In early 2021, it seemed a safe bet that Xi would be cautious to avoid economic or market turmoil during this anniversary.  Those expecting accelerating reforms from hereon with some short-term pain for long-term gain, for example more bankruptcies in indebted state-owned enterprises and developers, will however likely be disappointed.  There’s always another political event to plan for.  Next year will be the Party Plenum at which Xi is hoping to be confirmed to an unprecedented third term as party leader.  He likely wouldn’t want to rock the boat leading up to that, and so China is likely to offer not a “Fed put” but a “Xi put”.

Last week’s RRR cut was an important moment, as it was the first departure of a strategy of all-around controlled tightening so far this year.  The PBOC had earlier announced targets to cap 2021 bank lending at 2020 levels and continued to operate quantitative controls to reduce lending, e.g. in property lending using the famous “Three Red Lines”.  Curtailment measures have been so effective for the first half year, that we could expect a sequential pick-up in the second-half.  

The inflation picture remains moderate, and if anything, analysts expect interest rate cuts rather than rises for China.  However, the PPI (producer prices) and CPI (consumer prices) index spread is at a record high of almost 8%, i.e. inflation at the factory gate for manufactured goods and raw materials is running dramatically ahead of consumer prices.  At the start of the year, this spread was negative by over 5%, so this is a major swing.  This is partially a consequence of rising commodity prices.  Crucially, at current levels, manufacturing companies should be particularly profitable in China this year, given wage growth has not been forthcoming.  We may only see this evident in financial results published this August cycle.  

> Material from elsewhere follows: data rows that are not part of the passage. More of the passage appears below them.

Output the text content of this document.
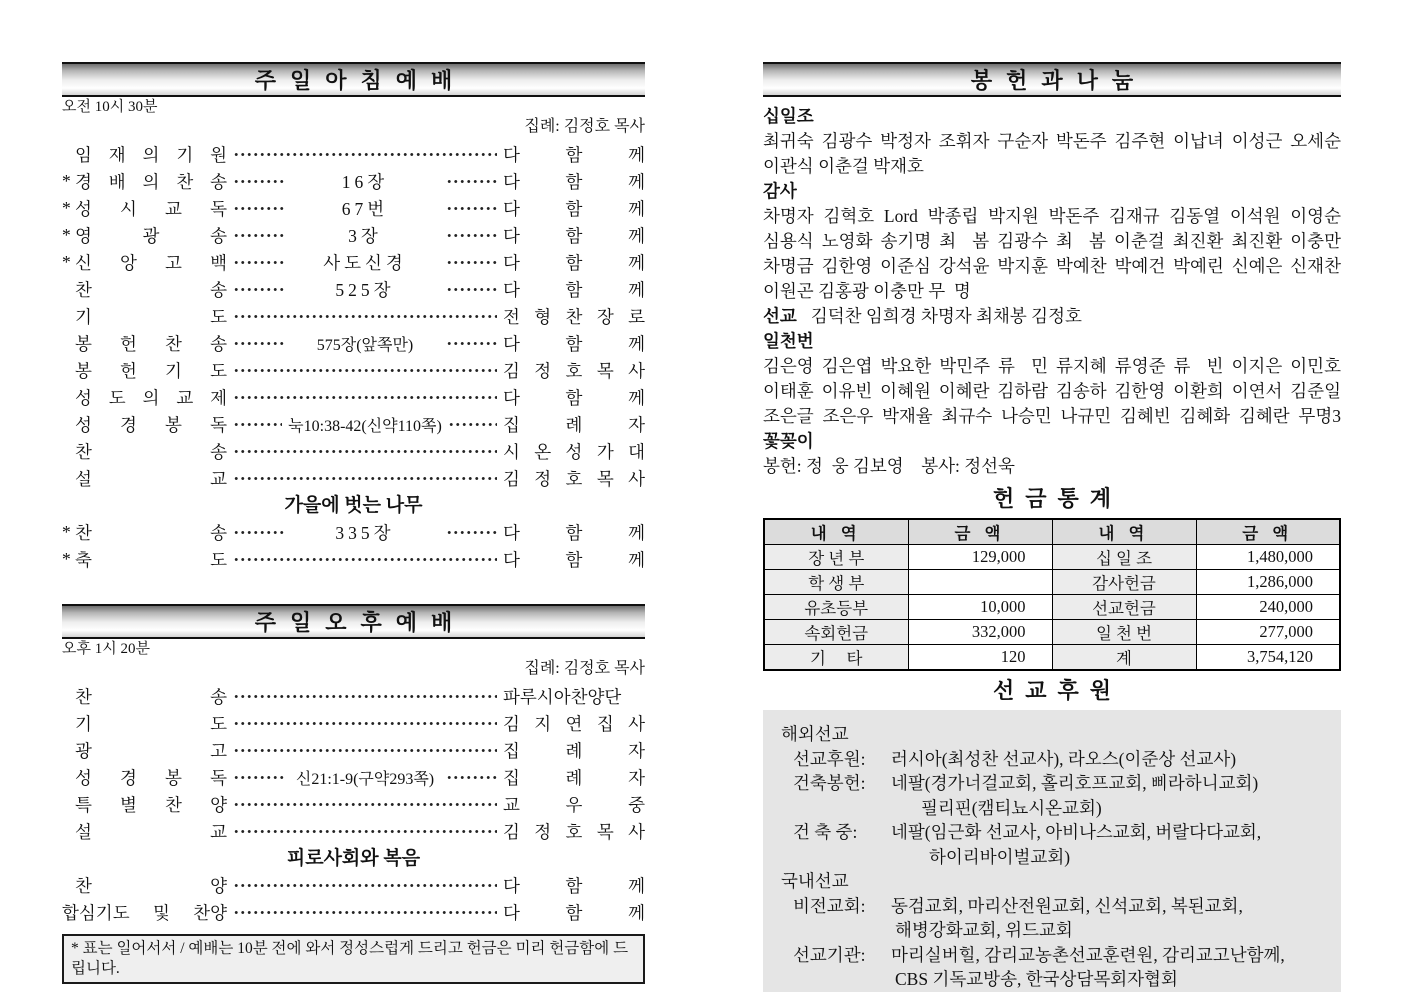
주일아침예배
오전 10시 30분
집례: 김정호 목사

임 재 의 기 원	다 함 께
* 경 배 의 찬 송	16장	다 함 께
* 성 시 교 독	67번	다 함 께
* 영 광 송	3장	다 함 께
* 신 앙 고 백	사도신경	다 함 께

찬 송	525장	다 함 께

기 도	전 형 찬 장 로

봉 헌 찬 송	575장(앞쪽만)	다 함 께

봉 헌 기 도	김 정 호 목 사

성 도 의 교 제	다 함 께

성 경 봉 독	눅10:38-42(신약110쪽)	집 례 자

찬 송	시 온 성 가 대

설 교	김 정 호 목 사
가을에 벗는 나무
* 찬 송	335장	다 함 께
* 축 도	다 함 께
주일오후예배
오후 1시 20분
집례: 김정호 목사

찬 송	파루시아찬양단

기 도	김 지 연 집 사

광 고	집 례 자

성 경 봉 독	신21:1-9(구약293쪽)	집 례 자

특 별 찬 양	교 우 중

설 교	김 정 호 목 사
피로사회와 복음

찬 양	다 함 께
합심기도 및 찬양	다 함 께
* 표는 일어서서 / 예배는 10분 전에 와서 정성스럽게 드리고 헌금은 미리 헌금함에 드립니다.
봉헌과나눔
십일조
최귀숙 김광수 박정자 조휘자 구순자 박돈주 김주현 이납녀 이성근 오세순
이관식 이춘걸 박재호
감사
차명자 김혁호 Lord 박종립 박지원 박돈주 김재규 김동열 이석원 이영순
심용식 노영화 송기명 최  봄 김광수 최  봄 이춘걸 최진환 최진환 이충만
차명금 김한영 이준심 강석윤 박지훈 박예찬 박예건 박예린 신예은 신재찬
이원곤 김홍광 이충만 무  명
선교 김덕찬 임희경 차명자 최채봉 김정호
일천번
김은영 김은엽 박요한 박민주 류  민 류지혜 류영준 류  빈 이지은 이민호
이태훈 이유빈 이혜원 이혜란 김하람 김송하 김한영 이환희 이연서 김준일
조은글 조은우 박재율 최규수 나승민 나규민 김혜빈 김혜화 김혜란 무명3
꽃꽂이
봉헌: 정  웅 김보영    봉사: 정선욱
헌금통계
내 역	금 액	내 역	금 액
장 년 부	129,000	십 일 조	1,480,000
학 생 부		감사헌금	1,286,000
유초등부	10,000	선교헌금	240,000
속회헌금	332,000	일 천 번	277,000
기     타	120	계	3,754,120
선교후원
해외선교
선교후원:	러시아(최성찬 선교사), 라오스(이준상 선교사)
건축봉헌:	네팔(경가너걸교회, 홀리호프교회, 삐라하니교회)
필리핀(캠티뇨시온교회)
건 축 중:	네팔(임근화 선교사, 아비나스교회, 버랄다다교회,
하이리바이벌교회)
국내선교
비전교회:	동검교회, 마리산전원교회, 신석교회, 복된교회,
해병강화교회, 위드교회
선교기관:	마리실버힐, 감리교농촌선교훈련원, 감리교고난함께,
CBS 기독교방송, 한국상담목회자협회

We currently expect this PPI-CPI spread to be reversed not by wage rises but by a moderation in producer prices, in particular as China’s record exports normalize as the Western world re-opens and spending shifts to services.  Most activity indicators suggest a recovery in retail traffic and sales, and China’s growth should also therefore shift from investment & export-led to investment & consumption-led.  

The threshold for herd immunity from a combination of vaccination and prior infection is generally estimated to be in the range of 60-90% of the population.  According to a comprehensive Bloomberg analysis, using existing vaccination levels combined with current vaccination run rates, China, Europe and Singapore are expected to hit the 75% fully vaccinated level by the end of the third quarter.  Outside of Singapore, Southeast Asian countries are currently only forecast to match these levels next year.  Slower vaccination pathways with partially less effective vaccines mean that normalization is further out in ex-China Asia, unless one accepts that immunity from past infections is very high.  On balance, the earnings recovery anticipated for this year may be delayed to next year, particularly in the case of Indonesia.  However, divergence across countries and sectors should allow the active investor to exploit opportunities in single stocks.